なので、俺はヴァーリ領の時と同じように野外フィールドで活動することにした。




「明日からは倒した魔物が素材として売れるから解体しなきゃな…ってん?


そういえばヴァーリ領で活動してた時のゴブリンの死体”アイテムボックス”に入れっぱなしだ…」




俺は急いで”解体S”スキルを習得した。(SP57660→56665 -995)


すべてのゴブリンの死体を”解体”すると、4980個もの魔石Eが出てきた。




しかも、”解体”し終えて不要な方 (死体)は消えていた。




『勝手に消えてくれるのは便利だな…でもどこに消えてるんだ?…まあいいか。』




ホラー展開になる予感がしたので考えるのをやめた。




『ってか多いな…これ受付に出したら面倒くさそうだから今度報酬もらうときにギルマスに言うか…』




今日、”魔力探知”ではコボルドキングを見つけられなかった。


おそらくが魔力がない個体だったのか、スキルで隠していたのだろう。


反省を生かして”気配察知S”を習得した。(SP56665→55670 -995)




翌朝、俺は朝食を終えて早速フィールドに向かうことにした。




「ダグラス、これ。」




「あ、昨日頼んでおいた携帯食か。ありがとう。」




「うん!気を付けていってきてね。」




「ああ。」




熊の子亭の事前に頼んでおけば昼食を携帯食として翌朝渡してくれるシステムは冒険者にとってありがたい。

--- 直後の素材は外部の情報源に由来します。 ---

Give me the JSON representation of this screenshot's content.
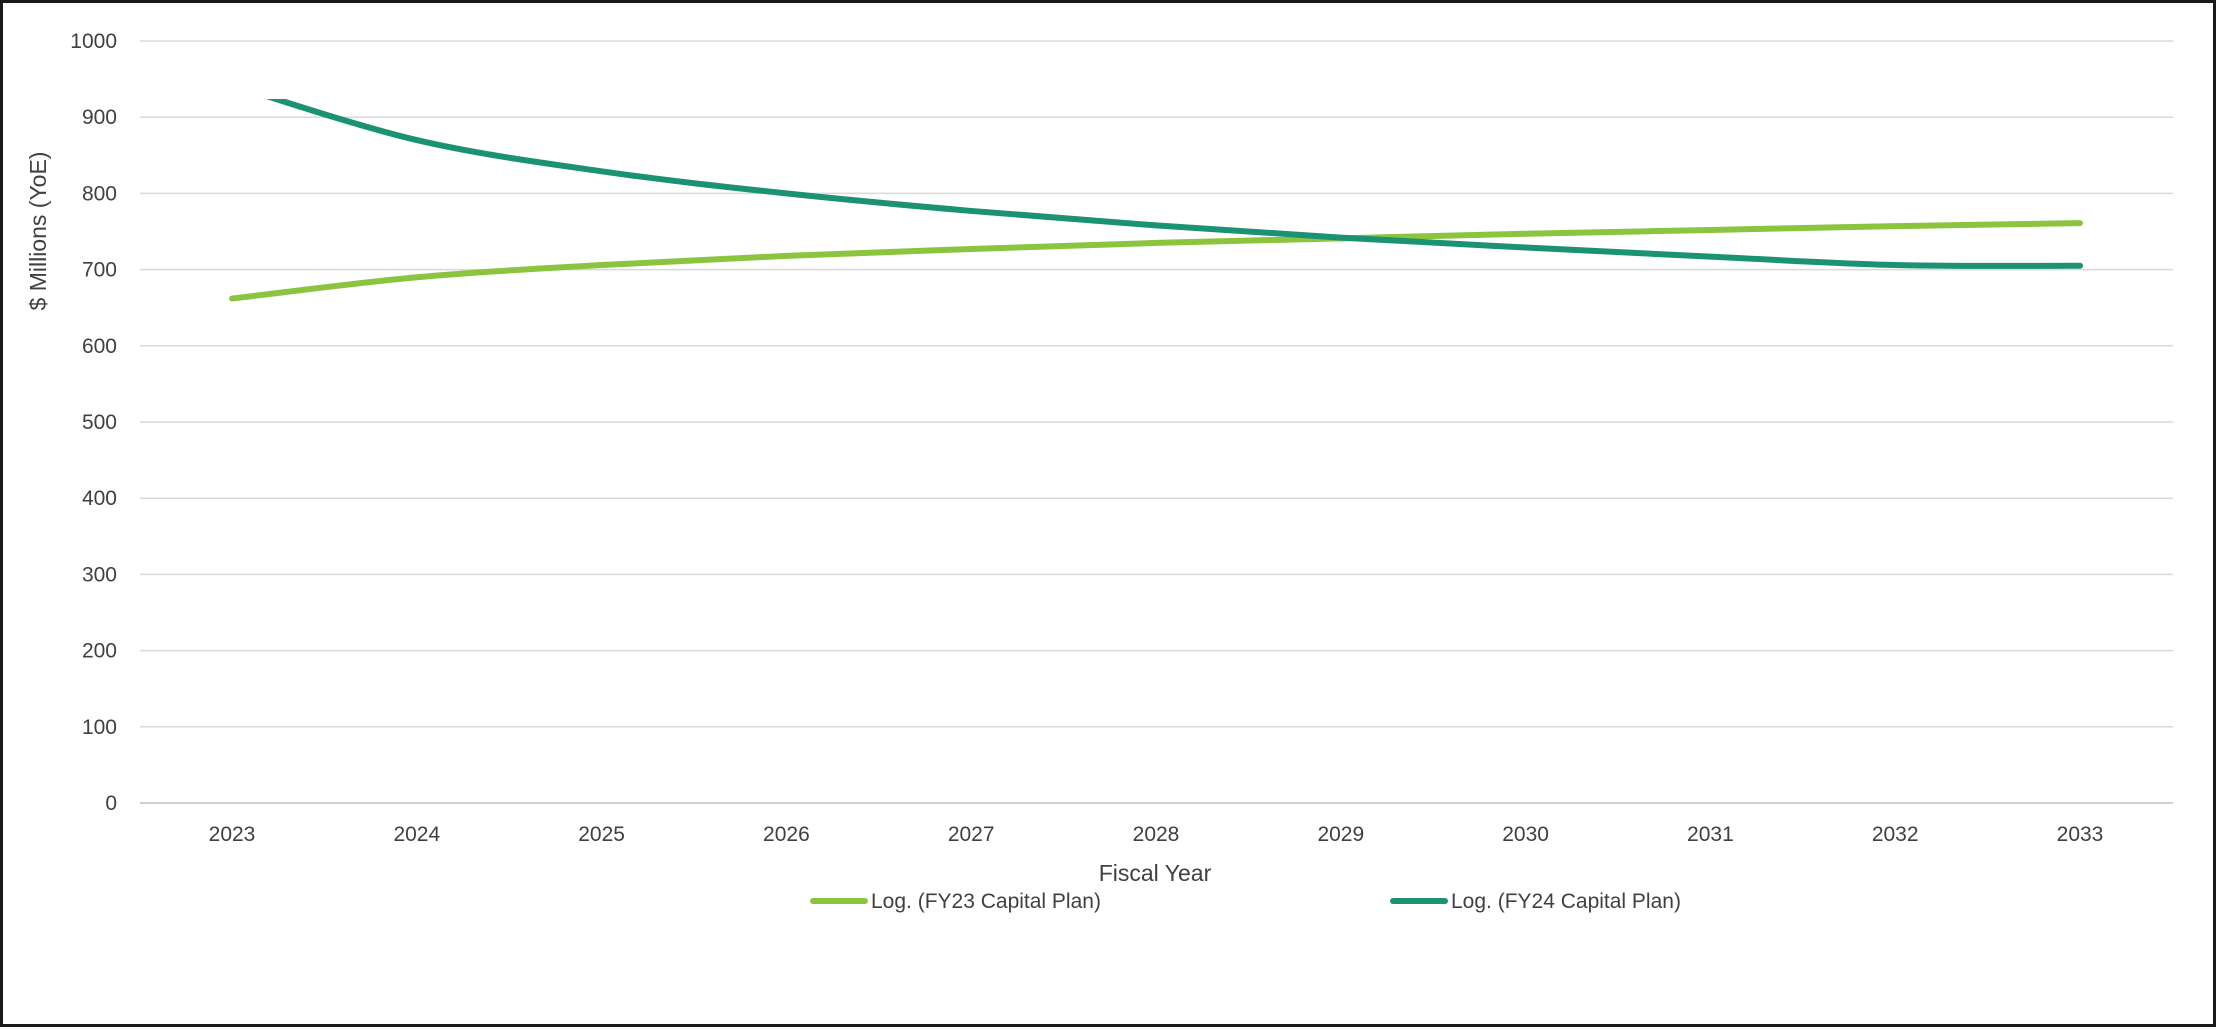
{
  "chart_data": {
    "type": "line",
    "title": "",
    "xlabel": "Fiscal Year",
    "ylabel": "$ Millions (YoE)",
    "categories": [
      "2023",
      "2024",
      "2025",
      "2026",
      "2027",
      "2028",
      "2029",
      "2030",
      "2031",
      "2032",
      "2033"
    ],
    "ylim": [
      0,
      1000
    ],
    "yticks": [
      0,
      100,
      200,
      300,
      400,
      500,
      600,
      700,
      800,
      900,
      1000
    ],
    "grid": true,
    "legend_position": "bottom",
    "series": [
      {
        "name": "Log. (FY23 Capital Plan)",
        "color": "#8CC43F",
        "values": [
          662,
          690,
          706,
          718,
          727,
          735,
          741,
          747,
          752,
          757,
          761
        ]
      },
      {
        "name": "Log. (FY24 Capital Plan)",
        "color": "#1A9273",
        "values": [
          942,
          870,
          829,
          800,
          777,
          758,
          742,
          729,
          717,
          706,
          705
        ]
      }
    ]
  }
}
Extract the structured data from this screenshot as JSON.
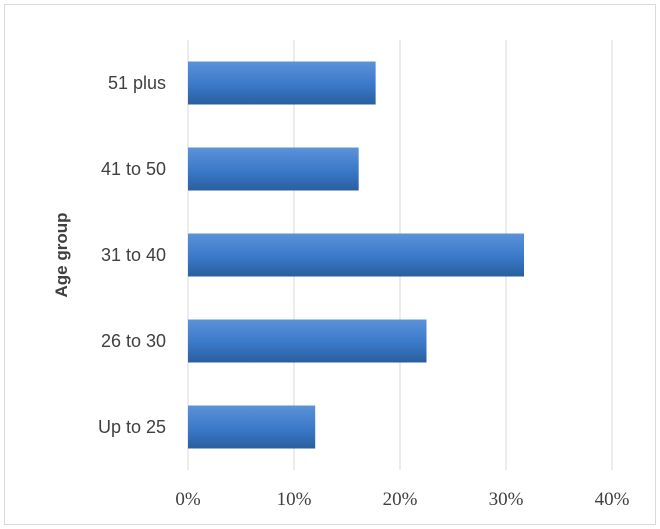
{
  "chart_data": {
    "type": "bar",
    "orientation": "horizontal",
    "categories": [
      "Up to 25",
      "26 to 30",
      "31 to 40",
      "41 to 50",
      "51 plus"
    ],
    "values": [
      12,
      22.5,
      31.7,
      16.1,
      17.7
    ],
    "xlabel": "",
    "ylabel": "Age group",
    "xlim": [
      0,
      40
    ],
    "x_ticks": [
      0,
      10,
      20,
      30,
      40
    ],
    "x_tick_labels": [
      "0%",
      "10%",
      "20%",
      "30%",
      "40%"
    ],
    "grid": "vertical",
    "legend": "none",
    "bar_color": "#3a78c9",
    "bar_color_light": "#5b93d8",
    "bar_color_dark": "#2a5f9e"
  }
}
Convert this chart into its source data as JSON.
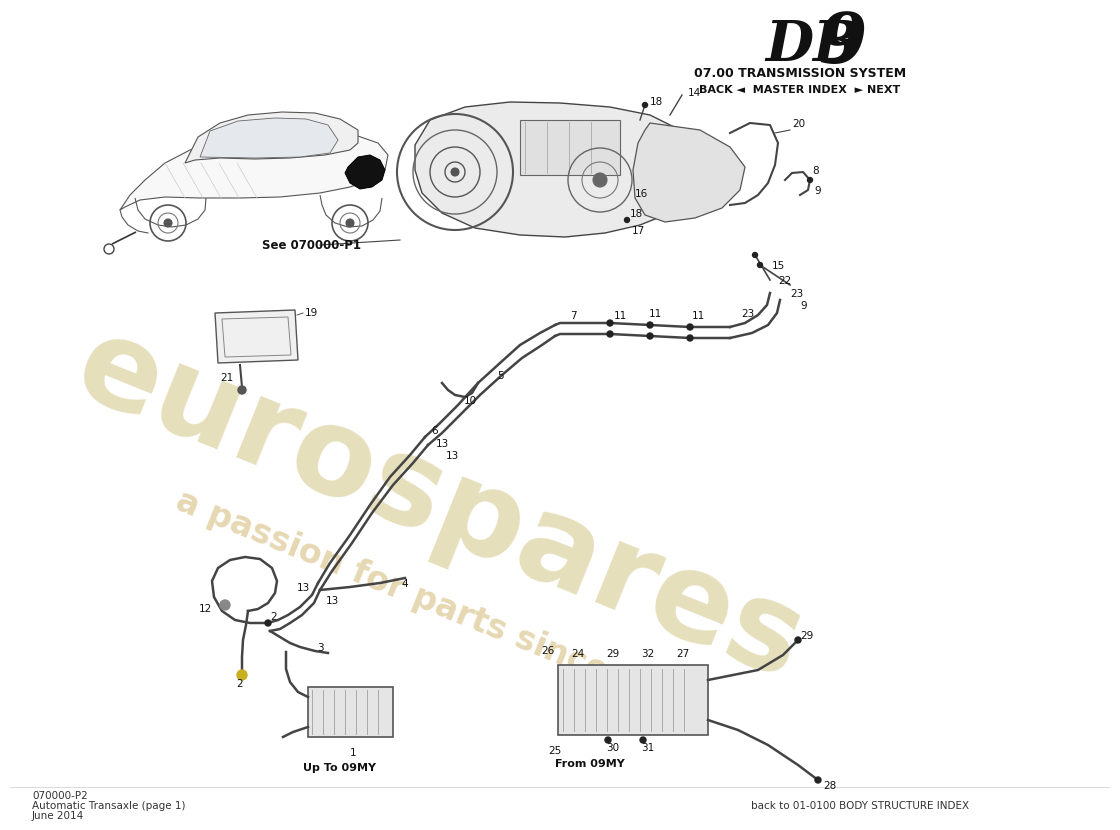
{
  "title_db": "DB",
  "title_9": "9",
  "subtitle": "07.00 TRANSMISSION SYSTEM",
  "nav_text": "BACK ◄  MASTER INDEX  ► NEXT",
  "page_code": "070000-P2",
  "page_title": "Automatic Transaxle (page 1)",
  "page_date": "June 2014",
  "footer_right": "back to 01-0100 BODY STRUCTURE INDEX",
  "see_ref": "See 070000-P1",
  "up_to_label": "Up To 09MY",
  "from_label": "From 09MY",
  "bg_color": "#ffffff",
  "line_color": "#222222",
  "wm_color1": "#c8b86a",
  "wm_color2": "#c8a855"
}
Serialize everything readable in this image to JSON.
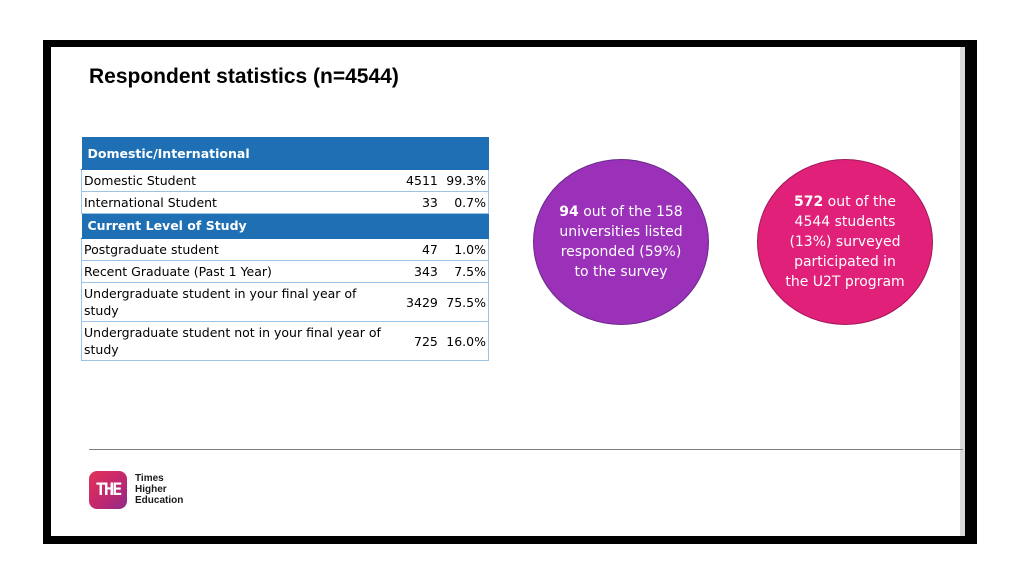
{
  "title": "Respondent statistics (n=4544)",
  "table": {
    "sections": [
      {
        "header": "Domestic/International",
        "rows": [
          {
            "label": "Domestic Student",
            "count": "4511",
            "percent": "99.3%"
          },
          {
            "label": "International Student",
            "count": "33",
            "percent": "0.7%"
          }
        ]
      },
      {
        "header": "Current Level of Study",
        "rows": [
          {
            "label": "Postgraduate student",
            "count": "47",
            "percent": "1.0%"
          },
          {
            "label": "Recent Graduate (Past 1 Year)",
            "count": "343",
            "percent": "7.5%"
          },
          {
            "label": "Undergraduate student in your final year of study",
            "count": "3429",
            "percent": "75.5%"
          },
          {
            "label": "Undergraduate student not in your final year of study",
            "count": "725",
            "percent": "16.0%"
          }
        ]
      }
    ]
  },
  "circles": {
    "universities": {
      "highlight": "94",
      "text": " out of the 158 universities listed responded (59%) to the survey",
      "color": "#9b30b9"
    },
    "students": {
      "highlight": "572",
      "text": " out of the 4544 students (13%) surveyed participated in the U2T program",
      "color": "#e1207a"
    }
  },
  "logo": {
    "mark": "THE",
    "line1": "Times",
    "line2": "Higher",
    "line3": "Education"
  },
  "colors": {
    "table_header": "#1f6fb5",
    "table_border": "#9dc3e6"
  }
}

王都の門を抜けて森林に入り、”気配察知”をすると、コボルドの群れがいた。




『数は30体ほどで上位固体はコボルドナイトBが二体か。


コボルドウォーリアーDやコボルドファイターCまでいるのか。なかなかの大所帯だな…』




そんなことを考えながら俺は片手剣スキルで全体倒した。


本来なら魔法で一発なのだが、使えないということで通っているので仕方ない。




すべての死体を”アイテムボックスに入れ”解体”をすると魔石E×35、魔石D×8、魔石C×5、魔石B×2を何個か獲得した。


また、コボルドが装備していたものもすべて獲得した。